18.7.14

Mal pintada

Yo conocí Londres y soy afortunada, muy pocas de mi clase lo hacen. Lo logran algunas de las más finas, las que tienen escudos y labrados, pero las comunes, las que estamos pintadas de algún color que se va saltando y nos deja ver el cuerpo plateado y desnudo, nunca vamos más lejos que Córdoba, las Cataratas, con suerte el Sur.
Pero después de ese viaje, de dos semanas de gloria en las que decenas de Ingleses elegantes me probaban y se maravillaban de mí, quedé recluida en un cajón húmedo y oscuro, rodeada de otras como yo, y sólo me sacaban cada tanto para pasarme de mano en mano y de boca en boca en las peores tardes de invierno, para encerrarme otra vez a la noche.
Hasta que llegó ella. Me sacó un día de la oscuridad, me lavó, me abrió y me limpió por dentro y me volvió a armar, me dejó secarme con el aire de una noche de verano y después volvió a buscarme. Puso la yerba en un mate grande de calabaza y puso un chorrito de agua fría con delicadeza para prepararme el lugar. Me acarició con agua en el punto justo, sin quemarme, y yo la acompañé durante tardes y noches interminables. Su boca era la más suave que me había probado en la vida. Todas las madrugadas me dejaba afuera, libre, secándome con el aire de las noches estrelladas. Un día me puso en su bolso, junto con el mate de calabaza. Nos fuimos de viaje. Disfruté esos días como nunca. No me usaba mucho pero me llevaba de acá para allá, me hacía lugar en un bolsillo para que duerma, me traía amigos llaveros o destapadores con forma de botellita de cerveza y un imán. A veces me sacaba un rato y me compartía con una o dos personas que pasaban por ahí. Y nos acostumbramos a vivir así, juntas, de un lado a otro, viajando por todo el país. Hasta que la vio.
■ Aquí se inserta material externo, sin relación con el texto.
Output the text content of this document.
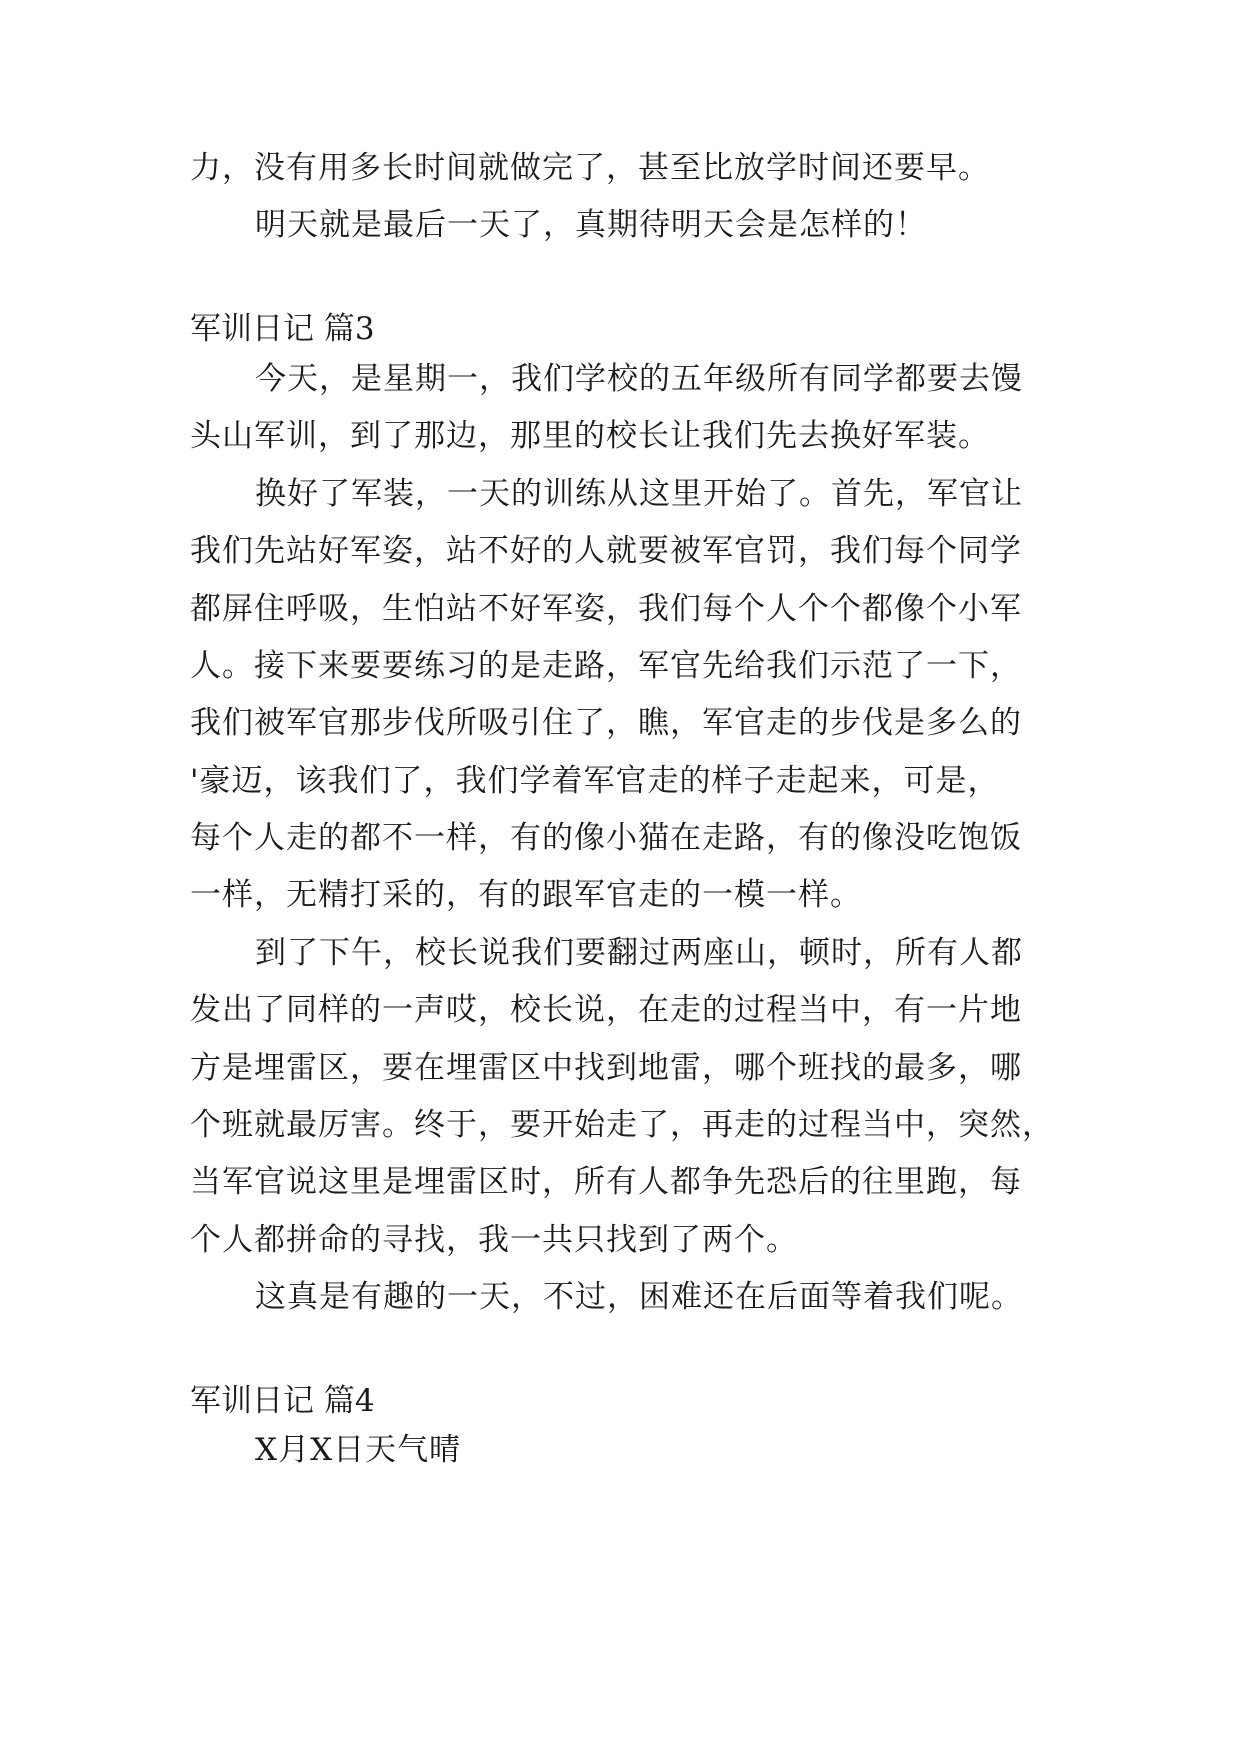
力，没有用多长时间就做完了，甚至比放学时间还要早。
明天就是最后一天了，真期待明天会是怎样的！
军训日记 篇3
今天，是星期一，我们学校的五年级所有同学都要去馒
头山军训，到了那边，那里的校长让我们先去换好军装。
换好了军装，一天的训练从这里开始了。首先，军官让
我们先站好军姿，站不好的人就要被军官罚，我们每个同学
都屏住呼吸，生怕站不好军姿，我们每个人个个都像个小军
人。接下来要要练习的是走路，军官先给我们示范了一下，
我们被军官那步伐所吸引住了，瞧，军官走的步伐是多么的
'豪迈，该我们了，我们学着军官走的样子走起来，可是，
每个人走的都不一样，有的像小猫在走路，有的像没吃饱饭
一样，无精打采的，有的跟军官走的一模一样。
到了下午，校长说我们要翻过两座山，顿时，所有人都
发出了同样的一声哎，校长说，在走的过程当中，有一片地
方是埋雷区，要在埋雷区中找到地雷，哪个班找的最多，哪
个班就最厉害。终于，要开始走了，再走的过程当中，突然，
当军官说这里是埋雷区时，所有人都争先恐后的往里跑，每
个人都拼命的寻找，我一共只找到了两个。
这真是有趣的一天，不过，困难还在后面等着我们呢。
军训日记 篇4
X月X日天气晴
Ella apareció de la nada, incrustada en un mate rojo de silicona con lunares negros y blancos. Toda de diseño, con un corazón tatuado cerca de los labios. Primero me reemplazó, pero sin abandonarme. Me dejó encerrada en un bolsillo mientras a ella la sacaba de acá para allá, pero seguimos las tres en viaje. Hasta que la bombilla de diseño terminó de desplegar sus tácticas de conquista y la convenció de abandonarme. Tuvo la sutileza de no tirarme a la basura, me regaló a un uruguayo que se ve que había perdido la suya. El chico se tomó dos mates y se olvidó de mí, como también se debe haber olvidado de llamarla a ella cuando volvió a Montevideo.
Y así terminaron mis días, oxidándome al costado de una mesa de camping, medio enterrada en el barro. Quizás me entierre del todo una lluvia y esta sea mi tumba, o quizás alguien me encuentre y me tire a la basura. Pero me muero contenta, porque conocí Londres, a pesar de haber sido una bombilla barata de las que vienen gratis con un mate de plástico, mal pintada con esa laca al tono que se salta y te deja medio desnuda.